So the Lord judges people. They are not arraigned before some awful tribunal, surrounded with inconceivable terrors, every evil thought and sinful act of a whole life brought before their consciousness, and made to testify against them; they have no formal, legal trial according to an arbitrary law, like a criminal before a civil court. Nor is the judgment pronounced before the assembled universe, in tones of thunder, and with flashes of fierce wrath, that the face of the poor sinner may be covered with confusion and shame, and their soul filled with awful terrors. Their Creator, their Father, their Savior, who has ever loved them with an infinite love, does all He can for their. He gives him every opportunity to show the best the person is, and to obtain the highest good that person can receive. He does not drive him or her away; the person goes away of their own accord, in the pursuit of what they regards as their highest good. The Lord and the angels do not close the doors of heaven against them. They have closed those doors against themselves by not having them open in their own heart, as the person in this world would close the gates of the sun against themselves by putting out their own eyes. The Lord does not seek to expose them for the purpose of putting them to shame, but He gives people every facility for proving what they really are, by becoming the form of their ruling or essential love, that that person may find their own place and be recognized in it; that they may not be a torment to others, and that the others may not be a torment to them. The Lord does not condemn people. People condemn themselves. The Lord loves them, and would gladly draw all of them to Himself, and pour into their heart the glowing currents of His own life. But that would torment and consume people who did not want it so. So He does the best He can for such people; and He does it according to the laws of His immutable and infinitely wise order.

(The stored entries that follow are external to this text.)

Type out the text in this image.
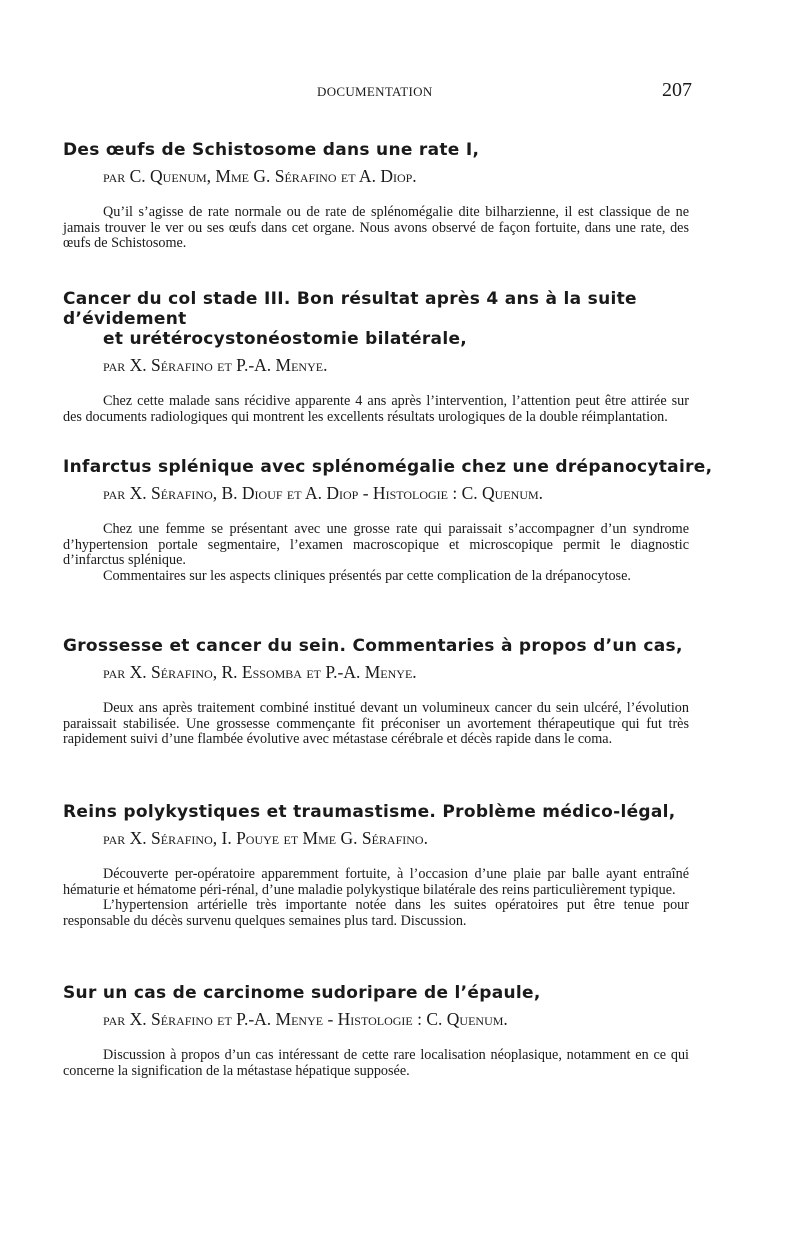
DOCUMENTATION	207
Des œufs de Schistosome dans une rate I,

par C. Quenum, Mme G. Sérafino et A. Diop.

Qu’il s’agisse de rate normale ou de rate de splénomégalie dite bilharzienne, il est classique de ne jamais trouver le ver ou ses œufs dans cet organe. Nous avons observé de façon fortuite, dans une rate, des œufs de Schistosome.

Cancer du col stade III. Bon résultat après 4 ans à la suite d’évidement
et urétérocystonéostomie bilatérale,

par X. Sérafino et P.-A. Menye.

Chez cette malade sans récidive apparente 4 ans après l’intervention, l’attention peut être attirée sur des documents radiologiques qui montrent les excellents résultats urologiques de la double réimplantation.

Infarctus splénique avec splénomégalie chez une drépanocytaire,

par X. Sérafino, B. Diouf et A. Diop - Histologie : C. Quenum.

Chez une femme se présentant avec une grosse rate qui paraissait s’accompagner d’un syndrome d’hypertension portale segmentaire, l’examen macroscopique et microscopique permit le diagnostic d’infarctus splénique.

Commentaires sur les aspects cliniques présentés par cette complication de la drépanocytose.

Grossesse et cancer du sein. Commentaries à propos d’un cas,

par X. Sérafino, R. Essomba et P.-A. Menye.

Deux ans après traitement combiné institué devant un volumineux cancer du sein ulcéré, l’évolution paraissait stabilisée. Une grossesse commençante fit préconiser un avortement thérapeutique qui fut très rapidement suivi d’une flambée évolutive avec métastase cérébrale et décès rapide dans le coma.

Reins polykystiques et traumastisme. Problème médico-légal,

par X. Sérafino, I. Pouye et Mme G. Sérafino.

Découverte per-opératoire apparemment fortuite, à l’occasion d’une plaie par balle ayant entraîné hématurie et hématome péri-rénal, d’une maladie polykystique bilatérale des reins particulièrement typique.

L’hypertension artérielle très importante notée dans les suites opératoires put être tenue pour responsable du décès survenu quelques semaines plus tard. Discussion.

Sur un cas de carcinome sudoripare de l’épaule,

par X. Sérafino et P.-A. Menye - Histologie : C. Quenum.

Discussion à propos d’un cas intéressant de cette rare localisation néoplasique, notamment en ce qui concerne la signification de la métastase hépatique supposée.
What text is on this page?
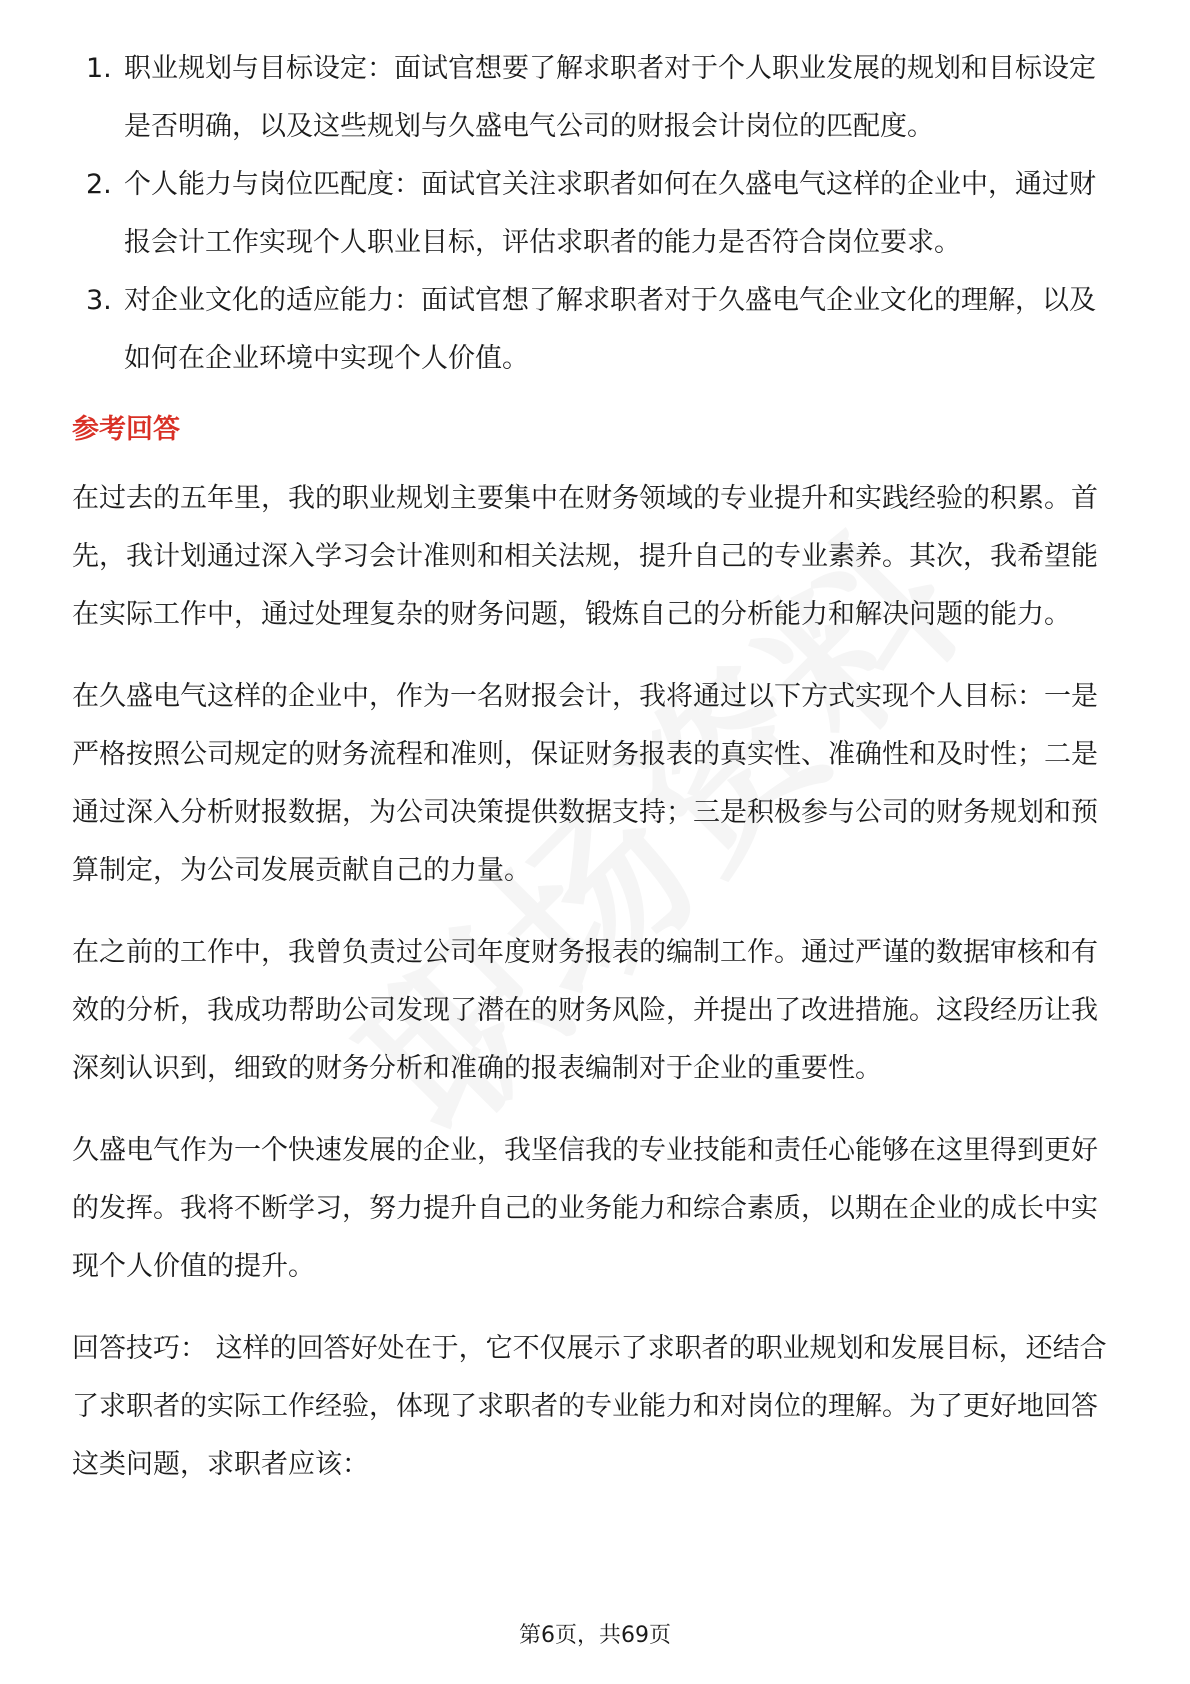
1. 职业规划与目标设定：面试官想要了解求职者对于个人职业发展的规划和目标设定是否明确，以及这些规划与久盛电气公司的财报会计岗位的匹配度。
2. 个人能力与岗位匹配度：面试官关注求职者如何在久盛电气这样的企业中，通过财报会计工作实现个人职业目标，评估求职者的能力是否符合岗位要求。
3. 对企业文化的适应能力：面试官想了解求职者对于久盛电气企业文化的理解，以及如何在企业环境中实现个人价值。
参考回答

在过去的五年里，我的职业规划主要集中在财务领域的专业提升和实践经验的积累。首先，我计划通过深入学习会计准则和相关法规，提升自己的专业素养。其次，我希望能在实际工作中，通过处理复杂的财务问题，锻炼自己的分析能力和解决问题的能力。

在久盛电气这样的企业中，作为一名财报会计，我将通过以下方式实现个人目标：一是严格按照公司规定的财务流程和准则，保证财务报表的真实性、准确性和及时性；二是通过深入分析财报数据，为公司决策提供数据支持；三是积极参与公司的财务规划和预算制定，为公司发展贡献自己的力量。

在之前的工作中，我曾负责过公司年度财务报表的编制工作。通过严谨的数据审核和有效的分析，我成功帮助公司发现了潜在的财务风险，并提出了改进措施。这段经历让我深刻认识到，细致的财务分析和准确的报表编制对于企业的重要性。

久盛电气作为一个快速发展的企业，我坚信我的专业技能和责任心能够在这里得到更好的发挥。我将不断学习，努力提升自己的业务能力和综合素质，以期在企业的成长中实现个人价值的提升。

回答技巧： 这样的回答好处在于，它不仅展示了求职者的职业规划和发展目标，还结合了求职者的实际工作经验，体现了求职者的专业能力和对岗位的理解。为了更好地回答这类问题，求职者应该：

第6页，共69页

Can you conceive of a better method of trial and judgment than this? It is in perfect accordance with infinite love. The tenderest pity and mercy itself could do no more. It is as certain in its results as infinite wisdom and omnipotent power can make it. The wicked can no more fail of condemnation than the evil seed can fail of bearing evil fruit. By the operation of the same principles, those who have any love for goodness and truth cannot fail to receive all that they have the capacity to enjoy. The result is inevitable, and the Divine goodness, justice, and mercy are equally displayed in the method and the result.

You will observe also that according to this method of trial and judgment the result is predetermined in this world, for it is in this world that the character was formed. The book was written here, as the history of the future plant, as it is embodied in the seed, was written in the tree that bore the seed. The world of spirits is not a place of probation, but simply a world where many obstructions are removed, and many influences, more powerful and better adapted to the reduction of every external principle to perfect harmony with the essential ruling love, can be brought to bear upon every soul.

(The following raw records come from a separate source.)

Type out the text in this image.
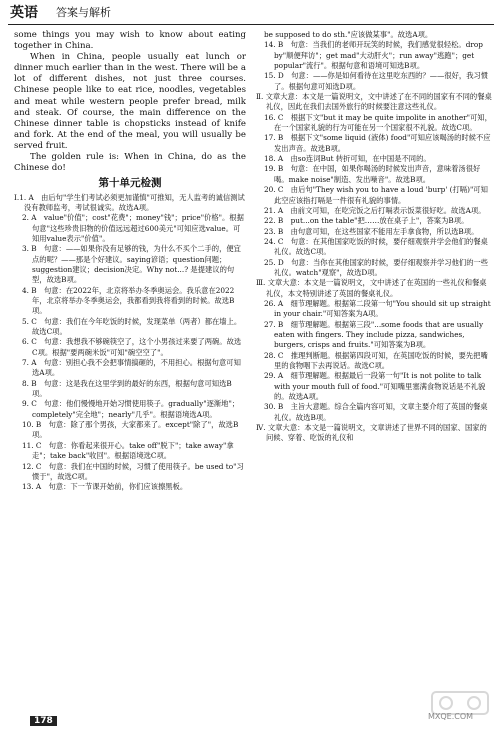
英语 答案与解析

some things you may wish to know about eating together in China.

When in China, people usually eat lunch or dinner much earlier than in the west. There will be a lot of different dishes, not just three courses. Chinese people like to eat rice, noodles, vegetables and meat while western people prefer bread, milk and steak. Of course, the main difference on the Chinese dinner table is chopsticks instead of knife and fork. At the end of the meal, you will usually be served fruit.

The golden rule is: When in China, do as the Chinese do!

第十单元检测

Ⅰ.1. A　由后句"学生们考试必须更加谨慎"可推知，无人监考的诚信测试没有教师监考，考试很诚实。故选A项。

2. A　value"价值"；cost"花费"；money"钱"；price"价格"。根据句意"这些珍贵旧物的价值远远超过600美元"可知应选value。可知用value表示"价值"。

3. B　句意：——如果你没有足够的钱，为什么不买个二手的，便宜点的呢？——那是个好建议。saying谚语；question问题；suggestion建议；decision决定。Why not...? 是提建议的句型，故选B项。

4. B　句意：在2022年，北京将举办冬季奥运会。我乐意在2022年，北京将举办冬季奥运会，我都看到我将看到的时候。故选B项。

5. C　句意：我们在今年吃饭的时候，发现菜单（两者）都在墙上。故选C项。

6. C　句意：我想我不够碗筷空了，这个小男孩过来要了两碗。故选C项。根据"要两碗米饭"可知"碗空空了"。

7. A　句意：别担心我不会把事情搞砸的，不用担心。根据句意可知选A项。

8. B　句意：这是我在这里学到的最好的东西，根据句意可知选B项。

9. C　句意：他们慢慢地开始习惯使用筷子。gradually"逐渐地"；completely"完全地"；nearly"几乎"。根据语境选A项。

10. B　句意：除了那个男孩，大家都来了。except"除了"，故选B项。

11. C　句意：你看起来很开心。take off"脱下"；take away"拿走"；take back"收回"。根据语境选C项。

12. C　句意：我们在中国的时候，习惯了使用筷子。be used to"习惯于"，故选C项。

13. A　句意：下一节课开始前，你们应该擦黑板。

be supposed to do sth."应该做某事"。故选A项。

14. B　句意：当我们的老师开玩笑的时候，我们感觉很轻松。drop by"顺便拜访"；get mad"大动肝火"；run away"逃跑"；get popular"流行"。根据句意和语境可知选B项。

15. D　句意：——你是如何看待在这里吃东西的？——很好，我习惯了。根据句意可知选D项。

Ⅱ. 文章大意：本文是一篇说明文，文中讲述了在不同的国家有不同的餐桌礼仪，因此在我们去国外旅行的时候要注意这些礼仪。

16. C　根据下文"but it may be quite impolite in another"可知，在一个国家礼貌的行为可能在另一个国家很不礼貌。故选C项。

17. B　根据下文"some liquid (液体) food"可知应该喝汤的时候不应发出声音。故选B项。

18. A　由so连词But 转折可知，在中国是不同的。

19. B　句意：在中国，如果你喝汤的时候发出声音，意味着汤很好喝。make noise"制造、发出噪音"。故选B项。

20. C　由后句"They wish you to have a loud 'burp' (打嗝)"可知此空应该指打嗝是一件很有礼貌的事情。

21. A　由前文可知，在吃完饭之后打嗝表示饭菜很好吃。故选A项。

22. B　put...on the table"把……放在桌子上"，答案为B项。

23. B　由句意可知，在这些国家不能用左手拿食物，所以选B项。

24. C　句意：在其他国家吃饭的时候，要仔细观察并学会他们的餐桌礼仪。故选C项。

25. D　句意：当你在其他国家的时候，要仔细观察并学习他们的一些礼仪。watch"观察"，故选D项。

Ⅲ. 文章大意：本文是一篇说明文，文中讲述了在英国的一些礼仪和餐桌礼仪，本文特别讲述了英国的餐桌礼仪。

26. A　细节理解题。根据第二段第一句"You should sit up straight in your chair."可知答案为A项。

27. B　细节理解题。根据第三段"...some foods that are usually eaten with fingers. They include pizza, sandwiches, burgers, crisps and fruits."可知答案为B项。

28. C　推理判断题。根据第四段可知，在英国吃饭的时候，要先把嘴里的食物咽下去再说话。故选C项。

29. A　细节理解题。根据最后一段第一句"It is not polite to talk with your mouth full of food."可知嘴里塞满食物说话是不礼貌的。故选A项。

30. B　主旨大意题。综合全篇内容可知，文章主要介绍了英国的餐桌礼仪。故选B项。

Ⅳ. 文章大意：本文是一篇说明文，文章讲述了世界不同的国家、国家的问候、穿着、吃饭的礼仪和

178	MXQE.COM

You will see also that this view abates none of the real terrors of a final judgment. If it is not attended with the picturesque and sublime, and I may add impossible scenes, which are generally associated with this great event, it is, if possible, more terrible and certain in its results, and much more consonant with all we know of the Divine laws, and with the infinite mercy of the Lord. And in its results it is in perfect harmony with the Sacred Scriptures, and in its forms and methods also when they are properly understood.

In discussing this subject I have endeavored to adhere to my simple plan, which was to take certain principles, generally admitted in some form to be true, and carry them out to their legitimate consequences, and in this manner show that the doctrines of the New Church are based on the immutable laws of the Divine order; and so far as we know, that they are in perfect harmony with them.

I have not quoted largely from the Bible, even when I might have done so, nor from any other book, because I have not sought to establish a doctrine by any other authority than that of the truth itself. I may fail in so arduous an undertaking. I doubtless shall fail in the opinion of some. But all will acknowledge that, if any doctrines of spiritual truth can be established upon the immutable order of the Divine wisdom, and can be shown to be in perfect harmony with all the Divine methods, so far as they come under our observation; and if they are in perfect consonance with the Sacred Scriptures, they must take their place with mathematics and other established sciences, and carry irresistible conviction of their truth to every rational mind. We believe the doctrines and philosophy of the New Church have this basis, and we can conceive of no greater service to humanity than to make them known, and to show the true grounds on which they are to be received.